Thanks! It was great help. Here is a summary of your comment. Please correct me if I miss understand anything. If a small area of a sponge get wet, and water will spread from the point of the sponge to dried part of sponge. As the water travels further from the origin, the density of the water will be diminished. Also more water would travel faster within the sponge. Eventually the sponge expose the water to the air, so it can evaporate fast, as compare to the water from the small area. The ability of water evaporation is depends on emissivity, thermal resistance, and area of the sponge. If the area of sponge is the same as the water origin, then the density of water will be staying longer than without the sponge.

So I understand larger the area of the heatsink is the small K/W. Then when I calculate the total thermal resistance, then the heatsink being added as parallel to the thermal resistance circuit?

You have a small area, on the chip, which is your heat source it will disipate heart faster as it heats up but the amount of heat it can disipate is limmited by its area.

...

Hope that helps,
Al

 

more or less.... Its only an analogy so dont get tied up thinking about water evaporating, heat cant evaporste so that will not help you.
You would be better served reading the link that DD offered.
I was just trying to give you a mental model with which to visualise the mechenismes.
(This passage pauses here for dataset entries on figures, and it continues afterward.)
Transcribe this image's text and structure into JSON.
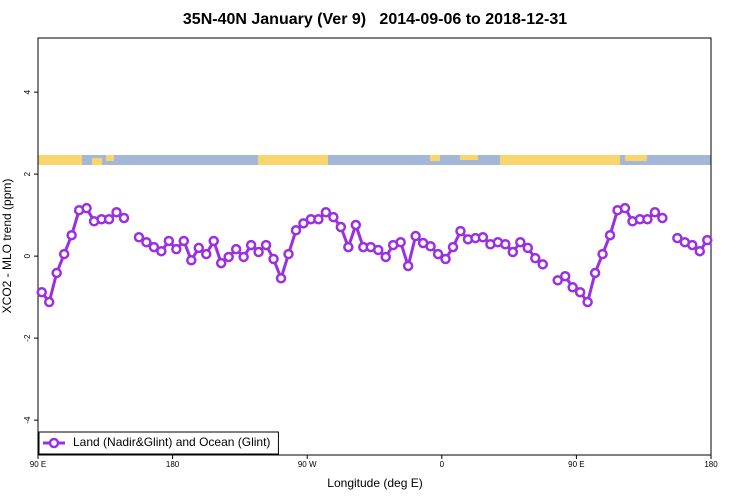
{
  "chart_data": {
    "type": "line",
    "title": "35N-40N January (Ver 9)   2014-09-06 to 2018-12-31",
    "x_label": "Longitude (deg E)",
    "y_label": "XCO2 - MLO trend (ppm)",
    "x": [
      92.5,
      97.5,
      102.5,
      107.5,
      112.5,
      117.5,
      122.5,
      127.5,
      132.5,
      137.5,
      142.5,
      147.5,
      152.5,
      157.5,
      162.5,
      167.5,
      172.5,
      177.5,
      182.5,
      187.5,
      192.5,
      197.5,
      202.5,
      207.5,
      212.5,
      217.5,
      222.5,
      227.5,
      232.5,
      237.5,
      242.5,
      247.5,
      252.5,
      257.5,
      262.5,
      267.5,
      272.5,
      277.5,
      282.5,
      287.5,
      292.5,
      297.5,
      302.5,
      307.5,
      312.5,
      317.5,
      322.5,
      327.5,
      332.5,
      337.5,
      342.5,
      347.5,
      352.5,
      357.5,
      362.5,
      367.5,
      372.5,
      377.5,
      382.5,
      387.5,
      392.5,
      397.5,
      402.5,
      407.5,
      412.5,
      417.5,
      422.5,
      427.5,
      432.5,
      437.5,
      442.5,
      447.5,
      452.5,
      457.5,
      462.5,
      467.5,
      472.5,
      477.5,
      482.5,
      487.5,
      492.5,
      497.5,
      502.5,
      507.5,
      512.5,
      517.5,
      522.5,
      527.5,
      532.5,
      537.5
    ],
    "series": [
      {
        "name": "Land (Nadir&Glint) and Ocean (Glint)",
        "color": "#9b30e0",
        "values": [
          -0.88,
          -1.12,
          -0.41,
          0.05,
          0.51,
          1.12,
          1.17,
          0.85,
          0.9,
          0.9,
          1.07,
          0.93,
          null,
          0.46,
          0.34,
          0.22,
          0.12,
          0.37,
          0.17,
          0.37,
          -0.1,
          0.2,
          0.05,
          0.37,
          -0.17,
          -0.02,
          0.17,
          -0.02,
          0.27,
          0.1,
          0.27,
          -0.07,
          -0.54,
          0.05,
          0.63,
          0.8,
          0.9,
          0.9,
          1.07,
          0.95,
          0.71,
          0.22,
          0.76,
          0.22,
          0.22,
          0.15,
          -0.02,
          0.27,
          0.34,
          -0.24,
          0.49,
          0.32,
          0.24,
          0.05,
          -0.07,
          0.22,
          0.61,
          0.41,
          0.44,
          0.46,
          0.29,
          0.34,
          0.29,
          0.1,
          0.34,
          0.2,
          -0.05,
          -0.2,
          null,
          -0.59,
          -0.49,
          -0.76,
          -0.88,
          -1.12,
          -0.41,
          0.05,
          0.51,
          1.12,
          1.17,
          0.85,
          0.9,
          0.9,
          1.07,
          0.93,
          null,
          0.44,
          0.34,
          0.27,
          0.12,
          0.39
        ]
      }
    ],
    "xlim": [
      90,
      540
    ],
    "xticks": [
      {
        "value": 90,
        "label": "90 E"
      },
      {
        "value": 180,
        "label": "180"
      },
      {
        "value": 270,
        "label": "90 W"
      },
      {
        "value": 360,
        "label": "0"
      },
      {
        "value": 450,
        "label": "90 E"
      },
      {
        "value": 540,
        "label": "180"
      }
    ],
    "ylim": [
      -4.85,
      5.32
    ],
    "yticks": [
      -4,
      -2,
      0,
      2,
      4
    ],
    "legend": "bottomleft"
  }
}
Heat is energy so it can move or be transformed and has the potential to do work, like any energy, but it cant simply disappear.
Some heat squeezed into a small volume will have a higher temperature than the same amount of heat in a larger volume.
A heat sink isnt working because of its integral volume but because it offers a relitivly low resistance path to an almost limitless volume, IE the surrounding environment.

Al

 

Elaborating on what I said in post #3, heat is dissipated via:

1. conduction
2. convection
3. radiation

Imagine a through-hole resistor mounted flat on a plain FR4 pcb soldered to standard sized resistor pads.

Now think of how the three modes of heat dissipation applies in this example.

1. conduction - heat is conducted away via the leads of the resistor but FR4 is a poor conductor of heat
2. convection - heat is removed if there is air flow around the resistor
3. radiation - the body of the resistor can radiate a small amount of thermal energy

Now imagine that we were to mount the resistor further away from the surface of the board.

1. conduction - there is more thermal mass in the leads of the resistor, hence more heat dissipated
2. convection - much improved air circulation
3. radiation - not much difference from before

Now imagine that the leads of the resistor are soldered to larger areas of copper on the PCB.

1. conduction - there is more thermal mass, more heat conducted away from the leads of the resistor
2. convection - there is increase convection current especially if the pcb is mounted vertically on its edge
3. radiation - more heat is radiated because of the larger surface area

Having large power and ground planes around all components will help in improving heat dissipation.